Pramoedya dan Perjuangan Melawan Kelaparan

A. S.

4 min read

Kelindan lapar yang diderita Pramoedya bersama ribuan tapol kekerasan antikomunis 1965–1966 lainnya menuntut penguakan. Esai ini turut memeringati nyala #SeabadPram yang mungkin padam kelak, tapi tidak hari ini. 

Kelaparan, dalam arti sebenarnya, selalu mengiring para tahanan politik (tapol) kekerasan antikomunis 1965–1966, termasuk Pramoedya Ananta Toer. Namun, Pram menaruh hormat kepada sesama tapol karena berani “menentang lapar”: memakan cicak, lintah, kadal, tikus kakus, ular —hal yang tak lazim dikonsumsi di masa normal. Apalagi, sumber pangan tadi diolah dengan cara begitu minim. Tak jarang Pram melihat kawannya menelan cicak, atau pun anak tikus. Semua itu dilakukan semata agar nyala hidup tetap nyalang. Namun, karena kelaparan itu, tak sedikit pula yang gugur.

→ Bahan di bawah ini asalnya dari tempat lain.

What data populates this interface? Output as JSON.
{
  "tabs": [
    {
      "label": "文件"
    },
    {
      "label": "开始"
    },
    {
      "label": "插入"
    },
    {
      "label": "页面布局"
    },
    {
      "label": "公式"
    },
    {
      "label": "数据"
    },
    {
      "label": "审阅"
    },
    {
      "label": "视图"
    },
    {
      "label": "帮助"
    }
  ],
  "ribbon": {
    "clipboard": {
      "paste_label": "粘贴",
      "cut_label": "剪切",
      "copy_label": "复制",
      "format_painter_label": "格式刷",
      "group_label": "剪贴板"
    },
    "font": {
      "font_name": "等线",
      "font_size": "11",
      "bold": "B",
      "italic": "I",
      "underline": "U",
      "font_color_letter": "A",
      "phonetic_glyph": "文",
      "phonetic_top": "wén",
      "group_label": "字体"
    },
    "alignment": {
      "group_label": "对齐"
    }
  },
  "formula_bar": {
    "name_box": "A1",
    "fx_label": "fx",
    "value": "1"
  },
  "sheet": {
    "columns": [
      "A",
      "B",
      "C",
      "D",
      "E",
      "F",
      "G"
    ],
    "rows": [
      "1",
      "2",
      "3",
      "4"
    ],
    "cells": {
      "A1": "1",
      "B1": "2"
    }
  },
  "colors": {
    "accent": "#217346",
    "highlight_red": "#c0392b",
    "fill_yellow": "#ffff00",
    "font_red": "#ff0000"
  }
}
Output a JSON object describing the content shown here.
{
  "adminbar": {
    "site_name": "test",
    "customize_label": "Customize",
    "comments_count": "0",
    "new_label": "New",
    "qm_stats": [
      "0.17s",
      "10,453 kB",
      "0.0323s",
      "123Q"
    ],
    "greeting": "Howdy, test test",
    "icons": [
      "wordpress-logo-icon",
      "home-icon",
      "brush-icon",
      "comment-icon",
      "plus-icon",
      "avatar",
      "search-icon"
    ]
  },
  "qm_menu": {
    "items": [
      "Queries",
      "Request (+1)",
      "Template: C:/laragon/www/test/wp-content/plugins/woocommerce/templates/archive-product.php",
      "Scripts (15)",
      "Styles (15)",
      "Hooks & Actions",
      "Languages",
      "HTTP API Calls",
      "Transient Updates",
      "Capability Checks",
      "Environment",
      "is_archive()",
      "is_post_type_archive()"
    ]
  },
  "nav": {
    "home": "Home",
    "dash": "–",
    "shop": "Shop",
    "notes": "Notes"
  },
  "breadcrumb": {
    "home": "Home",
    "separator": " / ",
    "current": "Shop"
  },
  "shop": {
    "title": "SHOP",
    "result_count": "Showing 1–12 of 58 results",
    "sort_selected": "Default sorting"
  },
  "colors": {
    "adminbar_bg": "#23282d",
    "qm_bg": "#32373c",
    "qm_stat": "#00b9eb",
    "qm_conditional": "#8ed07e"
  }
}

Penahanan inkonstitusi Pram karena diduga terlibat Gerakan 30 September 1965, yang diikuti pembersihan golongan kiri pada 1965–1966. Hingga lebih dari separuh abad, fakta kekerasan itu tetap teronggok di bawah karpet kuasa. Jess Melvin, sejarawan Australia National University dalam Berkas Genosida Indonesia: Mekanika Pembunuhan Massal (2022) membabar bila rantai komando militer berperan vital dalam skenario penumpasan. Melvin bahkan mengategorikan kekerasan antikomunis itu sebagai “genosida” yang didalangi Harto. 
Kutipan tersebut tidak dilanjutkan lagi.